Bullshit. Anything that intercepts or falsifies an SSL certificate is a security concern. Period.
The relationship with Superfish is not financially significant; our goal was to enhance the experience for users.
Bullshit. Lenovo thought they could fatten their per-unit profit by installing this software.
Lenovo does provide uninstall instructions, but…
Superfish will be removed from Program Files and Program Data directories, files in user directory will stay intact for the privacy reason. Registry entry and root certificate will remain as well.
The emphasis is mine, but the words are all theirs. They’re actually going to leave the enormous security hole — their root self-signed security certificate — installed on machines. That’s super sketchy.
The hack was perpetrated by a joint unit consisting of operatives from the NSA and its British counterpart Government Communications Headquarters, or GCHQ. The breach, detailed in a secret 2010 GCHQ document, gave the surveillance agencies the potential to secretly monitor a large portion of the world’s cellular communications, including both voice and data.
The company targeted by the intelligence agencies, Gemalto, is a multinational firm incorporated in the Netherlands that makes the chips used in mobile phones and next-generation credit cards. Among its clients are AT&T, T-Mobile, Verizon, Sprint and some 450 wireless network providers around the world. The company operates in 85 countries and has more than 40 manufacturing facilities. One of its three global headquarters is in Austin, Texas and it has a large factory in Pennsylvania.
“Well that’s the government,” you begin, “can’t trust ’em.” Surely, then, a private corporation will fare better?
Lenovo is selling computers that come preinstalled with adware that hijacks encrypted Web sessions and may make users vulnerable to HTTPS man-in-the-middle attacks that are trivial for attackers to carry out, security researchers said.
The critical threat is present on Lenovo PCs that have adware from a company called Superfish installed. As unsavory as many people find software that injects ads into Web pages, there’s something much more nefarious about the Superfish package. It installs a self-signed root HTTPS certificate that can intercept encrypted traffic for every website a user visits.

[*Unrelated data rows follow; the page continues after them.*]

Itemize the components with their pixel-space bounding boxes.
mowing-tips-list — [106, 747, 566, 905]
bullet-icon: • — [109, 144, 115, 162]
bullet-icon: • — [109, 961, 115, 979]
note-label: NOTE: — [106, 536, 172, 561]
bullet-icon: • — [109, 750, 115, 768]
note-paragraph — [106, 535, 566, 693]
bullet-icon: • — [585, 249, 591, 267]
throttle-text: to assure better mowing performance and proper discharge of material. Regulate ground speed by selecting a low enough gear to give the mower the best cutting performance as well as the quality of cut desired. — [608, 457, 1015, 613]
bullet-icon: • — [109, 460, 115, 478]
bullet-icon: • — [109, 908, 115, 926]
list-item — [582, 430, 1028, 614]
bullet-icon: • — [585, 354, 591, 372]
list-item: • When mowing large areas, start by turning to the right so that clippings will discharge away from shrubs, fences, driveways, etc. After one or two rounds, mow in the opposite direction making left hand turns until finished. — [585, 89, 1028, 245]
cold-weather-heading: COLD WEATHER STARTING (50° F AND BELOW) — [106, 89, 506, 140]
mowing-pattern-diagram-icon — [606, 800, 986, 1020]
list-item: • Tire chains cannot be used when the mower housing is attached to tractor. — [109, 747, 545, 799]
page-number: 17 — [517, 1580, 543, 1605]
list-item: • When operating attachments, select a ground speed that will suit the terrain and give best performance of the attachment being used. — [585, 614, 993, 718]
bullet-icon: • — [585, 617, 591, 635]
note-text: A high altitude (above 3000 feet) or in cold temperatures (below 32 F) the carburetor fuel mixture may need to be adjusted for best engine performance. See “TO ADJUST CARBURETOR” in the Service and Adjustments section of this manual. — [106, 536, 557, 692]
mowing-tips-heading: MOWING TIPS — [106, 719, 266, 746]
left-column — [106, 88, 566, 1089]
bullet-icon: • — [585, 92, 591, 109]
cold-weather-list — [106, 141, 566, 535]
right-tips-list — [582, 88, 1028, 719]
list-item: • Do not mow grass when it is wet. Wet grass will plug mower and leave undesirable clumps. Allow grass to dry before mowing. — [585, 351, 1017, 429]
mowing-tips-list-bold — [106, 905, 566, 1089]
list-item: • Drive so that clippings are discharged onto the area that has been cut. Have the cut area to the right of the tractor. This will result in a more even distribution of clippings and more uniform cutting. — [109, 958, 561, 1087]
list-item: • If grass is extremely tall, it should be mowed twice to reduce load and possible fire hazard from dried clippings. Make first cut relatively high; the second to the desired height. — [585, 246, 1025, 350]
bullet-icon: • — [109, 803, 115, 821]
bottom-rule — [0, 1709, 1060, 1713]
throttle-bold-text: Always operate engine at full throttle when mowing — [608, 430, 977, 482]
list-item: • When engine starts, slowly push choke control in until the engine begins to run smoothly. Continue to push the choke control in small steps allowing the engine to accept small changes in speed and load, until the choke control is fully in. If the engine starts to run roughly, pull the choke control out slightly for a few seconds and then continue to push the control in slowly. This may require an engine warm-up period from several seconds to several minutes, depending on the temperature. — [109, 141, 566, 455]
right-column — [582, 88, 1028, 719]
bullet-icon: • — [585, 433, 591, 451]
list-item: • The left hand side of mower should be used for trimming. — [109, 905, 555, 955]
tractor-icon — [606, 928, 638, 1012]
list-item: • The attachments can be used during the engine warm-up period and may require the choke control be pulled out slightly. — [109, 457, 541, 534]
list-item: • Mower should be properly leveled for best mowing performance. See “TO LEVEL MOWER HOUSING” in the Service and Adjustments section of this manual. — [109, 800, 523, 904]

When a user visits an HTTPS site, the site certificate is signed and controlled by Superfish and falsely represents itself as the official website certificate.
Even worse, the private encryption key accompanying the Superfish-signed Transport Layer Security certificate appears to be the same for every Lenovo machine.
“Phew, at least I don’t have a Lenovo PC,” you sigh.
But Samsung’s televisions are far from the only seeing-and-listening devices coming into our lives. If we’re going to freak out about a Samsung TV that listens in on our living rooms, we should also be panicking about a number of other emergent gadgets that capture voice and visual data in many of the same ways.
At this point, you’re forgiven if you’re preparing to crawl into the fetal position under your desk. Happy Thursday, everyone.